The system uses earphone speakers as microphones, filtering incoming audio between 50–1000 Hz, normalizing it, and dividing it into 20 ms frames to detect speech energy spikes above a dynamic threshold. It distinguishes the primary user’s voice by measuring enhanced low-frequency (0–1000 Hz) energy from bone conduction versus ambient sounds, then refines detection with an SVM classifier analyzing harmonic continuity. Once speech is confirmed, missing high-frequency components (2–8 kHz) of the wake-up word are reconstructed from a pre-recorded template via time alignment (syllable stretching based on pitch), frequency alignment (formant envelope matching), and energy scaling. All processing runs locally on a low-cost ESP32-based dongle with an ES8388 codec and BLE radio, gating only authenticated wake-up commands to preserve privacy and minimize power consumption.
Description
This approach exploits dual air- and bone-conduction pathways to create a distinctive acoustic signature, achieving low false positives (~1.4% FAR) and robust wake-word recognition (≈90% stationary, ≈84% mobile). By avoiding cloud processing, voice enrollment, and extra sensors, the fully on-device architecture under $9 makes hands-free activation accessible on standard earphones.
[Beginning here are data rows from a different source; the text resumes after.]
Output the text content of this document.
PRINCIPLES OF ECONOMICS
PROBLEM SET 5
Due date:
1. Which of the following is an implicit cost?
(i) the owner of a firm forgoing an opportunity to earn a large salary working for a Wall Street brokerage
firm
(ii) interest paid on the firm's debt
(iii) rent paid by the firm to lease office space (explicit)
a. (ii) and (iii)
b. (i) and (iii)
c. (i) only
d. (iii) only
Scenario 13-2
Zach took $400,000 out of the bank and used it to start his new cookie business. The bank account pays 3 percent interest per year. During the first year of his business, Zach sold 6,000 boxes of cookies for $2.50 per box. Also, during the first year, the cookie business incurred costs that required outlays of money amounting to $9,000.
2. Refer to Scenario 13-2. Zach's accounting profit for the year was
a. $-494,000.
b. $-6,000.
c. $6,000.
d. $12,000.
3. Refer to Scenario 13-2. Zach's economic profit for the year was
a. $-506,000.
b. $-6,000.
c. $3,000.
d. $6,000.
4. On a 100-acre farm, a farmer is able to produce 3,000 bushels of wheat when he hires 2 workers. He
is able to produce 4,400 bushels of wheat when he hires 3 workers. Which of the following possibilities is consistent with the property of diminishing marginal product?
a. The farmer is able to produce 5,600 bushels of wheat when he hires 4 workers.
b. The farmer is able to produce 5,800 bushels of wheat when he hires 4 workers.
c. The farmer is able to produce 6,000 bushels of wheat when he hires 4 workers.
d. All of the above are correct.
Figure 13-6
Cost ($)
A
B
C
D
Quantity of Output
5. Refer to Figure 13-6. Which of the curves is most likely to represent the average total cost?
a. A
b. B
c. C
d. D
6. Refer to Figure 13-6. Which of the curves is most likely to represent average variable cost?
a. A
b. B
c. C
The template-based high-frequency reconstruction outperforms traditional harmonic methods, ensuring accurate formant reproduction without sacrificing latency (≈200 ms) or battery life (≈19.3 h). This combination of precise speaker discrimination, privacy protection, and cost-effective design sets it apart.
Applications
- Hands-free voice assistant activation
- Privacy-preserving voice command authentication
- Noise-robust wearable voice interfaces
- Low-cost bone conduction microphones
- Wireless earphone voice recognition
Advantages
- Hands-free wake-word activation on standard earphones
- Robust speaker discrimination via dual air/bone conduction detection
- High recognition accuracy (~90% stationary, ~84% mobile) with low false rejection/acceptance rates
- Local low-latency processing (~200ms) safeguards privacy by avoiding cloud transmission
- Low power consumption (~212 mW) enabling ~19 hours of continuous use
- Cost-effective ($8.30) dongle implementation compatible with wired and wireless earphones
- No specialized sensors required, ensuring broad compatibility across earphone types
IP Status
Patent Pending